Il m’arrive de prendre le train entre Le Havre et La Capitale (et dans l’autre sens pour le retour). Au départ du Havre, en général, l’installation dans un wagon se passe sans trop de problème et j’observe à chaque fois le même rituel:
- Arriver toujours avec 10 minutes d’avance
- M’installer à une place seule (en première classe, ce n’est pas une disposition 2-2 mais 2-1). En général, en prenant le train vers 6h30, cela ne pose pas de problème. J’ai une petite préférence pour les places situées dans le sens de la marche. Nous n’avons pas cet astucieux système de banquette tournante que j’avais remarqué il y a quelques années dans les trains de banlieue de Sydney: En un tour de main, le dossier devient siège et vice versa, ce qui permet d’orienter chaque siège dans le sens voulu, j’avais trouvé cela très astucieux (il me semble avoir vu également ce système au Japon).

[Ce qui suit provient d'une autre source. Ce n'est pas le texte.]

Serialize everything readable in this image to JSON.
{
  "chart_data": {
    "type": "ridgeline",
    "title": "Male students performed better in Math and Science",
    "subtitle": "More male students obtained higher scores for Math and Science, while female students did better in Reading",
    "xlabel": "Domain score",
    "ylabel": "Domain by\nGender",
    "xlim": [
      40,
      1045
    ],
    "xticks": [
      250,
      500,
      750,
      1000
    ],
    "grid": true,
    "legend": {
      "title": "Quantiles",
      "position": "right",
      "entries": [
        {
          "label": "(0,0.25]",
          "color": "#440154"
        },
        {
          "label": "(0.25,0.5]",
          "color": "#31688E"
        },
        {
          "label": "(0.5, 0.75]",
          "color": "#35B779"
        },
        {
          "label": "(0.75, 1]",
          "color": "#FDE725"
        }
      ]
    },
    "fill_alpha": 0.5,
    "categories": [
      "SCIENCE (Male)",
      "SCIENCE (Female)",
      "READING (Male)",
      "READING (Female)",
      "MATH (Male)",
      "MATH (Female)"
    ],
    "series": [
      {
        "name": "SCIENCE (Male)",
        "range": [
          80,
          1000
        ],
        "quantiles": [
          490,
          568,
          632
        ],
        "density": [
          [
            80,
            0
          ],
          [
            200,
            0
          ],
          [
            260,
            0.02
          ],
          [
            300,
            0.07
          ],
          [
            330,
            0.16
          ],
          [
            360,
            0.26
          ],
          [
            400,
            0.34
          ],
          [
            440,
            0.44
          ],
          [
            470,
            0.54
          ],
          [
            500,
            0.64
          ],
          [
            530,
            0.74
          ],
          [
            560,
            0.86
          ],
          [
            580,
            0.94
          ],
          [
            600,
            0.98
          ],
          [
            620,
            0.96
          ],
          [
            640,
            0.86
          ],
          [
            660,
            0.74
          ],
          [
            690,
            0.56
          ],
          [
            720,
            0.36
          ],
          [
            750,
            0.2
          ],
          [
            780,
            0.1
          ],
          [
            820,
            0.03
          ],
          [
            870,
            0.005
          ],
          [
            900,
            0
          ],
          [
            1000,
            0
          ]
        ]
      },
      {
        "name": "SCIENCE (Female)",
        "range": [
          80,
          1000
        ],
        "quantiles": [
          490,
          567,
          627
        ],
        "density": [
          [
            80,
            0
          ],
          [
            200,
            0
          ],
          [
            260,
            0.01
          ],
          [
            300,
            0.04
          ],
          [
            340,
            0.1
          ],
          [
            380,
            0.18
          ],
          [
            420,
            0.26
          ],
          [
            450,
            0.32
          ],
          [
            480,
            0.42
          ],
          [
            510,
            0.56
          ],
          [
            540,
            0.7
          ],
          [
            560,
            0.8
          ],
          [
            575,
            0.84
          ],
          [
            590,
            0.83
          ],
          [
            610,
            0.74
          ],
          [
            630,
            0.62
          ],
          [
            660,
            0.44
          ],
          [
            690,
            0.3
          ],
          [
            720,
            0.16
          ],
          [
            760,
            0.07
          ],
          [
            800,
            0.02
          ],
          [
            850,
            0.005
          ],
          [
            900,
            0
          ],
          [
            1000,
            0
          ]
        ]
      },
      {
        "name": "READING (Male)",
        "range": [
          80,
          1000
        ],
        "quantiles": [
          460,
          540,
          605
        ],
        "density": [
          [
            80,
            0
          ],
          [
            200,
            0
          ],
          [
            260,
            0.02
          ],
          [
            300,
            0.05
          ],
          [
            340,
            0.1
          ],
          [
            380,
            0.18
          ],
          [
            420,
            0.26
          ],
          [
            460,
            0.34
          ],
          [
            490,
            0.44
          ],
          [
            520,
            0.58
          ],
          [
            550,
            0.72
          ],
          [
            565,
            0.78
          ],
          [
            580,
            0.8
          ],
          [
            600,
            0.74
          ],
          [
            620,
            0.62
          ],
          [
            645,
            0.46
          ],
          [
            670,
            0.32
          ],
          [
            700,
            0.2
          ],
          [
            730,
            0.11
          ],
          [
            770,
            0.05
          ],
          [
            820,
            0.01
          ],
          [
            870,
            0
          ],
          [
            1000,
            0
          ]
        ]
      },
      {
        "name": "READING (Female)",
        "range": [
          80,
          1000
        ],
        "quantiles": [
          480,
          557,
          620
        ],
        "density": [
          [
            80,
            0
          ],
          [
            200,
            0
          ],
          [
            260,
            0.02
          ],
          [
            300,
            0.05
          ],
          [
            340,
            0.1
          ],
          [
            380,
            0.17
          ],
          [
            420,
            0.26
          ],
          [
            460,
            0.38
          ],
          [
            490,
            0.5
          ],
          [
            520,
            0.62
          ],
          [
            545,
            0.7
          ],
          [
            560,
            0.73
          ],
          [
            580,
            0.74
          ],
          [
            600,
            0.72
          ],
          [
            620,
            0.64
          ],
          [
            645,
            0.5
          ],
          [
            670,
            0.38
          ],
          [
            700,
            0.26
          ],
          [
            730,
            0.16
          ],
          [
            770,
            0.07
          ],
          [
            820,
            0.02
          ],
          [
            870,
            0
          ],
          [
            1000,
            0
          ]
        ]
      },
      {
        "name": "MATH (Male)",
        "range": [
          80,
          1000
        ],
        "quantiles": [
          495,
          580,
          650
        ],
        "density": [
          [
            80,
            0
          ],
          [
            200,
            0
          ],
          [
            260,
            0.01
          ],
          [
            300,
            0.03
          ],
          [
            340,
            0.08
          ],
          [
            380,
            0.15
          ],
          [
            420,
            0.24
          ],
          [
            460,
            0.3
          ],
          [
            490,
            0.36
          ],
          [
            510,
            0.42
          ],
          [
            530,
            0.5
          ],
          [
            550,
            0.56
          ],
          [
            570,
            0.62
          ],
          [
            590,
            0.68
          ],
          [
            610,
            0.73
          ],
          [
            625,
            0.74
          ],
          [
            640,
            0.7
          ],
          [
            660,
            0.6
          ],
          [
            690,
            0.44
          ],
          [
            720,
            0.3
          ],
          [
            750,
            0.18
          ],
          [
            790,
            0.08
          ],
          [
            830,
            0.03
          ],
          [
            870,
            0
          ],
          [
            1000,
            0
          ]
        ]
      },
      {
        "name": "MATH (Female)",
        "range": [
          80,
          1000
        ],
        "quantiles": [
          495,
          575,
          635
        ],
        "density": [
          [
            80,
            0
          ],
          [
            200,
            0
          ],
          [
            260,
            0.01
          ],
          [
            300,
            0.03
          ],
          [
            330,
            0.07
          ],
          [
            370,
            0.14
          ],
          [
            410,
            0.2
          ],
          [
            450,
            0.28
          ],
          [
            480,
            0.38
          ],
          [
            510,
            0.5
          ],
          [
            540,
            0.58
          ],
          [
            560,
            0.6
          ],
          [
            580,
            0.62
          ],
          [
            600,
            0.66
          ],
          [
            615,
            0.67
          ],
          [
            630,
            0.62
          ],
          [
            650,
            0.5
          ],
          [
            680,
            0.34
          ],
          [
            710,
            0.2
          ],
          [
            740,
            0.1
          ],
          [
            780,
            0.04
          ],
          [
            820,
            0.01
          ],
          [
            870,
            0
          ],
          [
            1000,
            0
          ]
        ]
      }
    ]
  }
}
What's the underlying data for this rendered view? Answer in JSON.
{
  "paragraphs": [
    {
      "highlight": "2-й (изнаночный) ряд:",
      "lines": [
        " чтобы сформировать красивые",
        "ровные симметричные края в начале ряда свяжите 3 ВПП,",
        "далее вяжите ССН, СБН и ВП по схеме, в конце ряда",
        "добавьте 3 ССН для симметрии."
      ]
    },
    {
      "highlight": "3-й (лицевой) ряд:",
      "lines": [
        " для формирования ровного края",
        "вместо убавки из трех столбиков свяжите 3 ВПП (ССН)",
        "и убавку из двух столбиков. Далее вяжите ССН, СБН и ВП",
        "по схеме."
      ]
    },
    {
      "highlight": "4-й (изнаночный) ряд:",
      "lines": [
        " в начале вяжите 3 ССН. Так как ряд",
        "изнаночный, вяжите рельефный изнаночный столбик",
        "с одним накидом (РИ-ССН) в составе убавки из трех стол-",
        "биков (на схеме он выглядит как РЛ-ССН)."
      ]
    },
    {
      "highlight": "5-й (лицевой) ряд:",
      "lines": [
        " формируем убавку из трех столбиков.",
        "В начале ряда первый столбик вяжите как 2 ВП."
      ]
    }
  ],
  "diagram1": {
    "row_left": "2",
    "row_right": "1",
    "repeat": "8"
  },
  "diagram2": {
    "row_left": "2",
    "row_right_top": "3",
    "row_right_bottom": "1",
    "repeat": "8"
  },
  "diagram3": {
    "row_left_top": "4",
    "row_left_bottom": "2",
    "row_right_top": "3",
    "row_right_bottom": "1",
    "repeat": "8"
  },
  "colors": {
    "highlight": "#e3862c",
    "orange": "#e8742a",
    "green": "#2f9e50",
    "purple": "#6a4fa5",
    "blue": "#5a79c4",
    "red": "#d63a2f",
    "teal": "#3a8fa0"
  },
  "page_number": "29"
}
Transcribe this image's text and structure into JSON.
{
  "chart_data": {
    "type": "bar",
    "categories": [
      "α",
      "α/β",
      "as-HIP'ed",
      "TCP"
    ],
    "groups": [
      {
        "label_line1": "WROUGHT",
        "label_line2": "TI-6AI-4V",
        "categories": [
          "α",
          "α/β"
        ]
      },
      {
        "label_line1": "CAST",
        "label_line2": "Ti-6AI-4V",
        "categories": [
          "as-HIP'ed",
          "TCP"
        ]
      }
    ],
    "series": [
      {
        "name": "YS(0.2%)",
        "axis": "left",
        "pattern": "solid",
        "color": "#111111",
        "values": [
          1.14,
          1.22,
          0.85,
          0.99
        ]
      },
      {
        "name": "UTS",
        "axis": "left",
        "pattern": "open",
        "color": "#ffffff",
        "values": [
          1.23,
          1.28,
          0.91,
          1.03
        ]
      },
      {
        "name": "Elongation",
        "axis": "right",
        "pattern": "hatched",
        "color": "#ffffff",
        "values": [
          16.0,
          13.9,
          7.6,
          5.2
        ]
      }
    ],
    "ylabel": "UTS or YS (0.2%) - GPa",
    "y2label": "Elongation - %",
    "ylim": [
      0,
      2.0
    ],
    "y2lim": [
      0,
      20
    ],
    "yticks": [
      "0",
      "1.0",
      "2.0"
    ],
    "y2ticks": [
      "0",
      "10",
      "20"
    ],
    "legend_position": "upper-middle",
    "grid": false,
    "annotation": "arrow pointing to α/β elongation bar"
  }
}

- Au cours de l’installation, vérifier que la place n’est pas réservée: Cela m’est déjà arrivé de m’asseoir le premier dans un wagon vide, et une fois celui-ci bien rempli (c’était au départ de Paris), d’avoir un Monsieur qui s’approche de moi, bien embêté et qui s’excuse mais me fait remarquer, réservation bien en évidence, que je suis assis à sa place … Grand moment de solitude ….
Bref, tout ça pour vous dire qu’au départ du Havre, avoir une place de choix dans un wagon de première se fait dans une douceur qui sied bien aux brumes matinales…. Là où ça se corse, c’est arrivé à Rouen…
A Rouen, c’est toujours la grosse pagaille pour les trains du matin. Les gens, bien réveillés (il est quand même une heure de plus que tout à l’heure !) partent à l’assaut des wagons et en première, c’est carrément l’émeute à chaque fois; c’est limite s’ils ne rentrent pas par les fenêtres en se faisant la courte échelle, ça fait penser à l’exode, les carrioles en moins: Tu parles, le nombre de places vacantes est limité (même avec les wagons à deux niveaux) et tout le monde en veut une, normal. Bref, chacun trouve finalement *presque* chaussure à son pied (certains sont partis en seconde trouver leur bonheur) et la cohabitation commence à prendre …. Ce jour là, fait rare (pour moi), nous sommes contrôlés 10 minutes après le départ de Rouen. Le contrôleur s’approche de la dame devant moi pour contrôler son billet, la dame, une petite quarantaine, n’a pas de billet mais un truc dans un porte carte, un peu comme les abonnés, mais c’est pas une carte d’abonnement, c’est mieux … C’est le truc qui tue bien tout le monde: Une carte de cheminot ! La dame est une épouse de cheminot …Elle possède le truc plus fort encore qu’un carré d’as: la carte magique-joker de la SNCF ! Limite si ELLE t’accepte dans SON wagon, quoi …
Le contrôleur lui fait aimablement remarquer:
– « que le wagon est plein et qu’il y a des gens, pardon, des clients, qui ont payé plein pot leur billet de première et qui se retrouvent en seconde. »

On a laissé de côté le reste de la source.